ISASニュース 1998.7 No.208

第7回 「のぞみ」で挑戦するプラズマサウンダー観測

小野高幸  

 惑星電離層の上方からのプラズマサウンダー観測。そんな長年の夢がやっとかなえられようとしている。火星探査機「のぞみ」は火星到着後25mのワイヤーアンテナを本伸展するが,これらが無事完了すればいよいよプラズマ波動観測装置の出番である。これまでの米国やロシアは数トンクラスの重量級の探査機を送っているが,対する「のぞみ」はわずか540kgの超軽量級。それにも関わらず,これまでの探査機では想像もつかなかった,先端長が52mにもなるアンテナを火星で伸展しようとする試みは,それだけでも大変エキサイティングである。「のぞみ」にはこのアンテナを用いたLFA観測装置とPWS観測装置からなるプラズマ波動観測器が搭載されている。20kHzから10MHzにいたる高周波部を担当するのがPWS観測装置で,自然プラズマ波動や惑星電波の観測を行うとともに,これまでの地球電離圏,プラズマ圏,磁気圏の観測で大きな成果をあげてきた,インピーダンスプローブ及びプラズマサウンダーによるプラズマ計測の機能を有している。

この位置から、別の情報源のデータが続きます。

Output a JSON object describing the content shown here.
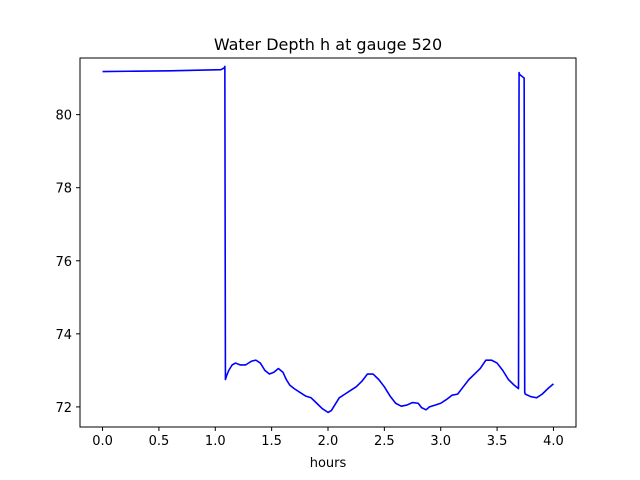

 プラズマサウンダーは電離層の上方よりプラズマ波動を発射し,電離層から反射して帰ってくるプラズマ波動(エコー)を観測する。観測周波数に依存したエコーの特徴を調べることで電離層プラズマ密度の鉛直構造を知ることができるためプラズマ密度分布の遠隔探査としてきわめて有用な手法である。我が国における歴史は,1972年K-9M-40ロケットを皮切りに多くのロケット実験を通じて開発され,確立された独自の歩みを持っている。1978年に打ち上げられたEXOS-B「じきけん」衛星において確立されたプラズマサウンダーは,信頼性の高いプラズマ観測を通じてプラズマ圏・磁気圏の理解に大きく貢献することができた。EXOS-B衛星では全長60mのステムアンテナ本が用いられている。「じきけん」衛星の成功を皮切りに,1984年打ち上げのEXOS-C「おおぞら」衛星,及び1989年打ち上げのEXOS-D「あけぼの」衛星にも搭載され,電離圏電子密度分布を広範に実施して電離圏プラズマのダイナミックな変動を捉える観測がおこなわれている。なおEXOS-D衛星では計量化のため30mのワイヤーアンテナ本が使用された。このようにEXOSシリーズの科学衛星への搭載経験を積んだプラズマサウンダーは,将来の惑星探査におけるプラズマ波動観測を担当することも念頭に開発が進められたため,その性能のみならず必然的に軽量化・小型化においても大きな発展を遂げていることが特徴となった。

 これらの実績を背景に,「のぞみ」搭載のプラズマサウンダー観測装置は火星電離圏の垂直構造を観測する装置として大きな使命を担うこととなった。火星の電離圏は地球のような強い固有磁場を有する惑星の電離圏とは対照的に,太陽風と電離圏大気・プラズマが直接衝突して相互作用をする特徴を持っており,その詳細な観測が待ち望まれてきた。さらに電離圏構造の観測には,果たして火星に固有磁場が存在するのかという基本的な問題に対する答えを得ることの期待も寄せられている。これまでの火星探査機による電離層観測はテレメータ電波の掩蔽効果を利用した観測やViking着陸機におけるファラデーカップによる観測のような例はあるが精度や分解能の面で疑問が残されている。Mars96による観測計画が不可能となった事情もあり,「のぞみ」での観測は世界初の火星電離層観測という期待も込められている。

 さらに「のぞみ」では,プラズマサウンダー観測の応用として,回路構成のわずかな変更と観測周波数の調整によって火星表面からのエコーを測定する高度計観測が試みられる。これは衛星と火星表面との距離を精確に測定する観測であるが,衛星高度を知ると言うことは逆に火星表面の凹凸を知ることである。このことを応用しての火星表面地形さらには表面付近の物質に関する新しい情報が得られることも期待されている。

 衛星打上げも無事終了して「のぞみ」の健康状態はきわめて良好である。また初期動作試験を無事に済ませたプラズマ波動観測装置はコンディションも上々,後は1年3ヵ月後の火星軌道への投入とアンテナ展開を待つだけとなった。それまで「のぞみ」の長い旅の無事を祈るのみである。